The Prime Minister, Dr Manmohan Singh has announced the return of finance portfolio to himself with a call to entrepreneurs to revive their ‘animal spirits’.
Those who are unfamiliar with economists’ jargon need to know that the term ‘animal spirits’ was coined by the legendary economist Keynes to mean the psychological confidence entrepreneurs must have in order to make economic prosperity for the nation possible. Just as a healthy man must put aside the fear of death, so must investors must put aside the fear of ultimate loss. This confidence, this optimism - this animal spirit – is what distinguishes quitters from winners.
However, we do not know how many of domestic or foreign entrepreneurs will pay heed to his call. For he is not the first politician to try and coax businesses to revive their animal spirits. Politicians in almost all countries have tried that, and the usual response of investors has been indifferent. Because the call sounds hollow to them. The entrepreneurs think they better wait for the political leaderships to take steps to revive the animal spirits. Just making noise asking investors to shed their pessimism is not going to help Dr Manmohan Singh then. Because the key to the revival of animal spirits lies with him. As long as he does not find the key, investors will hold that economic prospects are going to remain gloomy.

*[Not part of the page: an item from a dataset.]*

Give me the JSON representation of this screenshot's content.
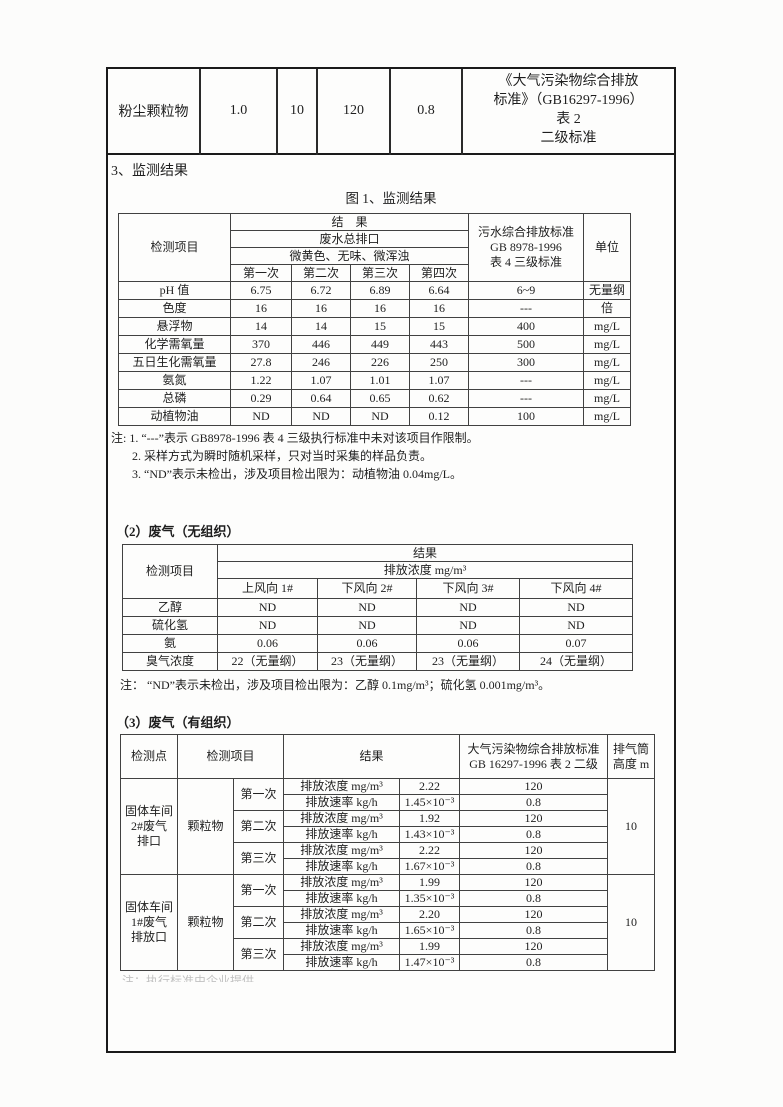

Dr Singh should learn from the mistakes of the advocates of ‘animal spirits’ in the US. Both the US government and businesses believed that animal spirits meant the growing optimism with which stories about the nature of the economy that passed from person to person. In the years preceding the dot-com bubble, the animal spirits rose to a maddening pitch. Everybody was sharing confidence with everybody that Internet and technology-related companies are the ones going to be phenomenally rising in value, so they all put lots of money into their stocks. The stock markets all over the world rose dramatically. It was the animal spirits that friends were sharing with one another and that were propagated through the media. Much of it, as we came to know after the dot-come bubble burst, was just manipulated to influence people’s confidence (animal spirits) in the technology stocks and the stock markets.
Animal spirits had to stay in exile a long while in the US before clever operators in the equity markets, the vested media and the politicians who wanted to present a rosy picture to their voters succeeded in getting them revived in the 2000s. Investments and equity markets again became a showcase for animal spirits. But the devil had to be found out by his devilry. The last time it was dot-com bubble. This time it would be the financial system collapse in the US.

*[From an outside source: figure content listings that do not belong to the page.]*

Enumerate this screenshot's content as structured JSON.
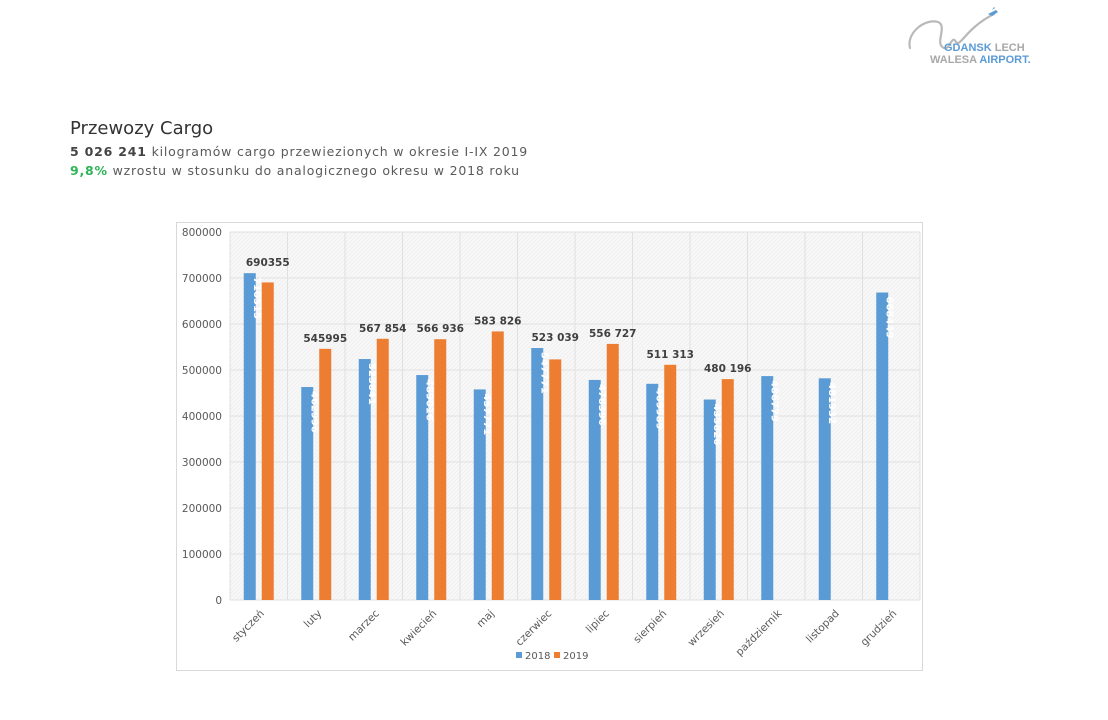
{
  "logo": {
    "line1_a": "GDANSK",
    "line1_b": "LECH",
    "line2_a": "WALESA",
    "line2_b": "AIRPORT."
  },
  "header": {
    "title": "Przewozy Cargo",
    "line1_value": "5 026 241",
    "line1_text": " kilogramów cargo przewiezionych w okresie I-IX 2019",
    "line2_value": "9,8%",
    "line2_text": " wzrostu w stosunku do analogicznego okresu w 2018 roku"
  },
  "colors": {
    "series_2018": "#5b9bd5",
    "series_2019": "#ed7d31",
    "growth_green": "#2fb457"
  },
  "chart_data": {
    "type": "bar",
    "title": "",
    "xlabel": "",
    "ylabel": "",
    "ylim": [
      0,
      800000
    ],
    "yticks": [
      0,
      100000,
      200000,
      300000,
      400000,
      500000,
      600000,
      700000,
      800000
    ],
    "ytick_labels": [
      "0",
      "100000",
      "200000",
      "300000",
      "400000",
      "500000",
      "600000",
      "700000",
      "800000"
    ],
    "grid": true,
    "legend": "bottom",
    "categories": [
      "styczeń",
      "luty",
      "marzec",
      "kwiecień",
      "maj",
      "czerwiec",
      "lipiec",
      "sierpień",
      "wrzesień",
      "październik",
      "listopad",
      "grudzień"
    ],
    "series": [
      {
        "name": "2018",
        "values": [
          710515,
          462996,
          523841,
          489016,
          457771,
          547771,
          478396,
          469989,
          435826,
          486779,
          481932,
          668449
        ],
        "labels": [
          "710515",
          "462996",
          "523841",
          "489016",
          "457771",
          "547771",
          "478396",
          "469989",
          "435826",
          "486779",
          "481932",
          "668449"
        ]
      },
      {
        "name": "2019",
        "values": [
          690355,
          545995,
          567854,
          566936,
          583826,
          523039,
          556727,
          511313,
          480196,
          null,
          null,
          null
        ],
        "labels": [
          "690355",
          "545995",
          "567 854",
          "566 936",
          "583 826",
          "523 039",
          "556 727",
          "511 313",
          "480 196",
          "",
          "",
          ""
        ]
      }
    ]
  }
}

What happened was an excess of animal spirits got into play. The financial system is supposed to be a supportive system in the capitalist economy. It is meant to extend credit to entrepreneurs who establish, operate and expand businesses and earn profits to repay the loans, pay taxes and employee salaries. Banks are the engine to the vehicle that we know as growth. What brought the house down in the US plunging the entire world in crisis was the rise of the animal spirits to monstrous proportions. The crisis arose because banks wanted to go beyond their supportive role and become drivers of growth themselves. They were not content with their modest interest income. They opened out their treasury to reckless investments which led to overproduction of things (primarily real estate) for which ultimately they were no buyers. Credit was over-given and over-taken but remained unpaid because there were no sales.
Here was a classic case of revival of animal spirits in which the spirits were so devastatingly aroused that the system started producing not only what Americans actually wanted but what bankers and speculators thought they wanted. If India has to avoid meeting similar fate, the first thing Dr Singh must do is stop egging on animal spirits. For animals, when they are aroused, can get wild and go out of control.
If the Prime Minister meant only to revive confidence of domestic and foreign investors in the ‘India story’, the method he should adopt is to remove the constraints on facilitation of investment flows that everybody has been talking about. For instance, Mr Pranab Mukherjee’s 2012-13 budget has created some serious confusion over tax policy that has rattled investor confidence. Officials partisan to Dr Singh had let it be known that he was not happy with the way Mr Mukherjee had handled controversial tax proposals in the budget, particularly the proposal to make retrospective claims on overseas deals involving Indian assets which caused concern among foreign investors and even an exodus of funds from India. Dr Singh must allay these concerns. Also, he needs to take measures to revive capital inflows to boost the equity market. Once these concerns are taken care of, animal spirits may start arising from slumber.